The boys first saw an alternative Colorado practitioner who had been trained by a group called Defeat Autism Now! (DAN!). DAN! was cofounded in 1995 by the psychologist Bernard Rimland, whose own son was autistic. DAN! treatments focus on intestinal issues, detoxification, nutrition, and neuroinflammation. Recommendations include dietary restriction, usually eliminating gluten (present in wheat and other grains) and dairy.
“For weeks after Kyle stopped drinking milk, he had welts all over his body,” Erin recalls, “as if he were going through a detoxification reaction. At the same time, he had his first formed, regular bowel movements. His sleep improved.”
Other DAN!-recommended treatments include detoxification to remove heavy metals and other suspected pollutants, nutritional supplementation, and sometimes off-label use of anti-inflammatories, antivirals, and allergy medications. These so-called biomedical treatments range from relatively inexpensive dietary changes costing a few hundred dollars a month to doses of antifungal drugs that can cost several hundreds of dollars. Many DAN! supplements play critical roles in the pathways studied by scientists like Jill James. DAN! practitioners are, of course, leaping into the deep end of the pool before science has truly proved these treatments effective, but there are many anecdotal cases of improvement.
Not surprisingly, there has been criticism of the biomedical approach, especially when doctors promise too much or parents hope too desperately for recovery. As James notes, one mother killed herself after seeking every possible treatment for her autistic daughter to no avail, causing a furor among parents with autistic children.

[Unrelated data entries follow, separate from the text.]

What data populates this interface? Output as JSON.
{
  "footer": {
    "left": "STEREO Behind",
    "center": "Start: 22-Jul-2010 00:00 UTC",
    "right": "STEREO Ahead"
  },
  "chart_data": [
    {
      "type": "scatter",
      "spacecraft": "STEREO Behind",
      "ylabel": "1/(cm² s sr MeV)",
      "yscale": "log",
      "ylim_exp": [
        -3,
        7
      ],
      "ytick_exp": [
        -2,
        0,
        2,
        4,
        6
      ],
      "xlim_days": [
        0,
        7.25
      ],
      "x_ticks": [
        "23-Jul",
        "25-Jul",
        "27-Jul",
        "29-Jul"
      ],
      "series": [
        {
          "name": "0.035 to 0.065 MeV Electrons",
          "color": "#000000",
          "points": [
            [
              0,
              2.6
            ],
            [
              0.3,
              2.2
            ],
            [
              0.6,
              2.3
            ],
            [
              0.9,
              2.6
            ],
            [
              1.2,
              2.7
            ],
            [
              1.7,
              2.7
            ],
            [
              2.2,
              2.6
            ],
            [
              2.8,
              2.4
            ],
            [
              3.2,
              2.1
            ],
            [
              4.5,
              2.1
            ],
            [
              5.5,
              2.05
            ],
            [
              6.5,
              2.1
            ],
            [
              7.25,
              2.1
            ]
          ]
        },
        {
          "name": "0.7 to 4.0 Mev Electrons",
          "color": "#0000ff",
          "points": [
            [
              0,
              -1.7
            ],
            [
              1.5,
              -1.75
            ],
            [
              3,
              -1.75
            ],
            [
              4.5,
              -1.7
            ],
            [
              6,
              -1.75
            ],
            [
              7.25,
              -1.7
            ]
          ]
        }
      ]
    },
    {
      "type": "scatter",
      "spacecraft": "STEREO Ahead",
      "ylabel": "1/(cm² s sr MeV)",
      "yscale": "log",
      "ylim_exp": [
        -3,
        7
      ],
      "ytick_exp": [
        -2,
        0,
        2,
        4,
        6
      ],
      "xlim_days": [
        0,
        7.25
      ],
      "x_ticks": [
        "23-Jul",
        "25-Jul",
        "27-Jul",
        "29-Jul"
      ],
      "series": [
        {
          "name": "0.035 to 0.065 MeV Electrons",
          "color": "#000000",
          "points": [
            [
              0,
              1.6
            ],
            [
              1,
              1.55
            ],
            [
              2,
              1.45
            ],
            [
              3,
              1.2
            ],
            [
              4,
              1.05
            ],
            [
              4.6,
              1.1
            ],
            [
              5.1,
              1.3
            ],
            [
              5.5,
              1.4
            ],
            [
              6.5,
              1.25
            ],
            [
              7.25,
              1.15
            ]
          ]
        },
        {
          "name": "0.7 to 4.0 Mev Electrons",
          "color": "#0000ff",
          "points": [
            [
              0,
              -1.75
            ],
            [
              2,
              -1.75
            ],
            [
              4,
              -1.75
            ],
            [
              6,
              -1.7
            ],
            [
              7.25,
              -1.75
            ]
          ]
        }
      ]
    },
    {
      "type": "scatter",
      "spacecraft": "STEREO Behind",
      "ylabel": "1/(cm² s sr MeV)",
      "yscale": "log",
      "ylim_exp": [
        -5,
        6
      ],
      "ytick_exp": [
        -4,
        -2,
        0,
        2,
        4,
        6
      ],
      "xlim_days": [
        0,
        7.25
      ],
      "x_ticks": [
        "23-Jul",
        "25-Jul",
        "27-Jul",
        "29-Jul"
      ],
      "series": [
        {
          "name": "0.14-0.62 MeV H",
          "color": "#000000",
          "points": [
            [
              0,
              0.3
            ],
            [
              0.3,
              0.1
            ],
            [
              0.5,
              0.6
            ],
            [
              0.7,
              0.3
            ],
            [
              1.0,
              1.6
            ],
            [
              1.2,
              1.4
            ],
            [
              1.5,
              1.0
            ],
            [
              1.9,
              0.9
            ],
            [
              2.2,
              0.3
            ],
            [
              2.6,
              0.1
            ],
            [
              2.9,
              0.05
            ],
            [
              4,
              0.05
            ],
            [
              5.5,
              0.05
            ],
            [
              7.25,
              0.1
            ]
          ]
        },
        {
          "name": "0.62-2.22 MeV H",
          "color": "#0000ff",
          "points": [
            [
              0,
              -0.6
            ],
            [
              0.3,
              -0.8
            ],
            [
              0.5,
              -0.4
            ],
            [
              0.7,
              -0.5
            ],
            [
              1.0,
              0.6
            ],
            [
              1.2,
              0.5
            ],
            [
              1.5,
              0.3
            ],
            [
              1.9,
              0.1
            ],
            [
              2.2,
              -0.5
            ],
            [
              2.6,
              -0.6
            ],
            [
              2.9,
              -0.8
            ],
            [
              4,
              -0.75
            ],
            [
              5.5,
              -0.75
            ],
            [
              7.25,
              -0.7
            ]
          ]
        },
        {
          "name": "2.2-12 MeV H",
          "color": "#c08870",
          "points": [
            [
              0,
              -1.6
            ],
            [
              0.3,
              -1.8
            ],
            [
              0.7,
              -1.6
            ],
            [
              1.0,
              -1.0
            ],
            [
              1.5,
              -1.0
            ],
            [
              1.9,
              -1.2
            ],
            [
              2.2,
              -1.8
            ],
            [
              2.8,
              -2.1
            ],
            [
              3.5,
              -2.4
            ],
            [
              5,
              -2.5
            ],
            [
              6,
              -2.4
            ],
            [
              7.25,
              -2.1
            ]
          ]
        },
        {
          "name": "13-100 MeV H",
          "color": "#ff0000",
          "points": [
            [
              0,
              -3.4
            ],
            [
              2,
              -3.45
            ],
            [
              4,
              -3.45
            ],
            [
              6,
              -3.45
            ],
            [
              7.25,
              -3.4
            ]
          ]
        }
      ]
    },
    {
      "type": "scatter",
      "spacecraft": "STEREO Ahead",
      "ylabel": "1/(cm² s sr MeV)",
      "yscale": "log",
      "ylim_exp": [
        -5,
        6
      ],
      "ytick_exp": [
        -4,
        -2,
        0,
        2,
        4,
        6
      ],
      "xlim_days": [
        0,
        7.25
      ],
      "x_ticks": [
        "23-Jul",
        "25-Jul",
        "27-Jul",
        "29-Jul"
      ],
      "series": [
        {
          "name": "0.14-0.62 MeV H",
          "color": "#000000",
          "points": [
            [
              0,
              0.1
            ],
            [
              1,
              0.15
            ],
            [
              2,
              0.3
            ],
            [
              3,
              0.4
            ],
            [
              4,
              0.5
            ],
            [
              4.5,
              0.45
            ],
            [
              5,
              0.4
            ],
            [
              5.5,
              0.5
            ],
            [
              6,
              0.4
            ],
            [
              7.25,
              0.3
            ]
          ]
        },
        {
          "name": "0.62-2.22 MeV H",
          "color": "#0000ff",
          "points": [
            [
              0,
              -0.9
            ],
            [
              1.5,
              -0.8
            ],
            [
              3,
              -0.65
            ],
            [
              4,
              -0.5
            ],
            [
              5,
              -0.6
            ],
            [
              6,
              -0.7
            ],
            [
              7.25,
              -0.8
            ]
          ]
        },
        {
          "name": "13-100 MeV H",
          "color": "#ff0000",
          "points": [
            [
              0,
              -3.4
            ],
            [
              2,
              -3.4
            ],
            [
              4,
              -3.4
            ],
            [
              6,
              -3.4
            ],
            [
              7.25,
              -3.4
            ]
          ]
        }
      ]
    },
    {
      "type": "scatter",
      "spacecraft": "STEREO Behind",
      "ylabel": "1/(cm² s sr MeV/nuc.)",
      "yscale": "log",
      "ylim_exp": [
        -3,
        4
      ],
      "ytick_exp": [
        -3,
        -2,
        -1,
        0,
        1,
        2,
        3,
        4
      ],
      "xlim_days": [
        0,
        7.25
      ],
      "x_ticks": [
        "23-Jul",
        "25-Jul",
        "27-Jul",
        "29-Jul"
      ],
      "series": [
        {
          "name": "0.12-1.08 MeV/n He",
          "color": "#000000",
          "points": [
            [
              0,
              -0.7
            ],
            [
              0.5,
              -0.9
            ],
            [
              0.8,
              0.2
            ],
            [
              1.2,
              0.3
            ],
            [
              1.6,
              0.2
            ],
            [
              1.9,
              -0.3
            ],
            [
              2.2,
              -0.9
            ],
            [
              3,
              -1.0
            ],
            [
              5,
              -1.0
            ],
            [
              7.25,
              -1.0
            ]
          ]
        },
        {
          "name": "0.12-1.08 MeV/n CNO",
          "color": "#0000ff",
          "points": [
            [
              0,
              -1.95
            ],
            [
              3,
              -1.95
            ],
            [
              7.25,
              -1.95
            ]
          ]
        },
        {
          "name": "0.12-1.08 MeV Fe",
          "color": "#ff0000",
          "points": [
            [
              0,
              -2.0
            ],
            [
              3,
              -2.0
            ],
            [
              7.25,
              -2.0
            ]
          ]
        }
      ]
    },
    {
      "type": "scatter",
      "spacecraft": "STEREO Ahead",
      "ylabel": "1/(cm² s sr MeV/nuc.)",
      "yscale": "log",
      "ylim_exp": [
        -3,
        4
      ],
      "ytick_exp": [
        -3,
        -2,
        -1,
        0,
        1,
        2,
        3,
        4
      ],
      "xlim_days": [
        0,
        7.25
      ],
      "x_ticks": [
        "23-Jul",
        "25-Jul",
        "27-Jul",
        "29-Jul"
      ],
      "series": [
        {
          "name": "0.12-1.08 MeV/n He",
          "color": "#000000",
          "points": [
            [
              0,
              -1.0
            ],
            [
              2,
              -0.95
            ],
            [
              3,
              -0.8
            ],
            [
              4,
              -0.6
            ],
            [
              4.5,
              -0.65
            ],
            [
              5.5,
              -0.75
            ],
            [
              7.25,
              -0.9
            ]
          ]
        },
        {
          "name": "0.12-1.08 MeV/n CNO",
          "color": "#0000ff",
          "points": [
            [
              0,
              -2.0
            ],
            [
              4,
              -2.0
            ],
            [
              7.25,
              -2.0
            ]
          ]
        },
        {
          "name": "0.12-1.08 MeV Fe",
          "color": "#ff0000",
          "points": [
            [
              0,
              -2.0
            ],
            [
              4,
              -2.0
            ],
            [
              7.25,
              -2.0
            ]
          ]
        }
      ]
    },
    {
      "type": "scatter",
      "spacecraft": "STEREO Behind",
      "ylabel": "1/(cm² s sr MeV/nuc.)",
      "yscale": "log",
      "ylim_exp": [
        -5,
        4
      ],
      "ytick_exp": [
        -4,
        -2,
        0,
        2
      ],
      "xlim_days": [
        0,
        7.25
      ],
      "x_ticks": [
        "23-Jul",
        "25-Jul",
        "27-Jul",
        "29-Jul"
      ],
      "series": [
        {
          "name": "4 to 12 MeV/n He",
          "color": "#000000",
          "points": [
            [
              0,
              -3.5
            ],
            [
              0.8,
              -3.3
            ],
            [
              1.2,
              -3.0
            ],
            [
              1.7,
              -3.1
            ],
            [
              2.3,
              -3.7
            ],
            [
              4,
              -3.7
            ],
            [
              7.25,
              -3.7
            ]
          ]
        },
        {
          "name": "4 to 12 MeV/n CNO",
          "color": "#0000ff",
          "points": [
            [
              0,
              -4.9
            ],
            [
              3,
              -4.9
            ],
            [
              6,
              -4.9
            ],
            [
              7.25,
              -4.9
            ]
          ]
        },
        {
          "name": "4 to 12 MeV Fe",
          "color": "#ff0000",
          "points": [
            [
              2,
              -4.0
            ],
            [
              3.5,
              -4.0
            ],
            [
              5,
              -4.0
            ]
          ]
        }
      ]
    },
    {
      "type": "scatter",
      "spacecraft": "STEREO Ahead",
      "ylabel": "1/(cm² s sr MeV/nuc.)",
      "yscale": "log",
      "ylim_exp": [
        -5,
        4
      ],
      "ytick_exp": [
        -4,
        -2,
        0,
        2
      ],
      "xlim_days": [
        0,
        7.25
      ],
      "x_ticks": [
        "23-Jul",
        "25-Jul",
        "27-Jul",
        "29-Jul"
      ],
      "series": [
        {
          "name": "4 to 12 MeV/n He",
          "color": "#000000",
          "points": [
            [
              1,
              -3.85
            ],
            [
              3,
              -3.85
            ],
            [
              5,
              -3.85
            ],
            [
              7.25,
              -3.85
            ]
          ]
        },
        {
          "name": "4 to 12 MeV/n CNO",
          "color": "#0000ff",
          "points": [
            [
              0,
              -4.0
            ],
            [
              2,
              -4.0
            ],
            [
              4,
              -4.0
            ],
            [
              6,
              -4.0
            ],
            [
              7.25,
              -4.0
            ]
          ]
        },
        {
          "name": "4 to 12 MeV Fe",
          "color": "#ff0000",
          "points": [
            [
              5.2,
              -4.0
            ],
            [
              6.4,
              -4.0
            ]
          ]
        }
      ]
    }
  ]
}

Some children just do not get better, no matter what the intervention. Elizabeth Mumper is CEO of a group called Advocates for Children and former director of pediatric education at the Lynchburg Family Practice Program affiliated with the University of Virginia. Of the 2,000 children in her practice, about 400 have autism spectrum disorders. She describes one boy whom “I have not helped despite my best efforts. He is 17 and still nonverbal and has horrible, erosive esophagitis in spite of the fact that he works very closely with a gastroenterologist. He has to sleep standing up and leaning over his dresser because of the pain, and he has very idiosyncratic reactions to medications. And even though he is nonverbal, he can type anything to me. He’s alpha-smart. The horror is that he’s trapped in a body that doesn’t work.”
“I hate the term ‘full recovery,’ ” James adds, “because of this false hope. Some children do lose the diagnosis, but that’s rare. I don’t think that should be out there as a goal. We need to accept [the kids] and love them for who they are—because they are lovable. They’re quirky.”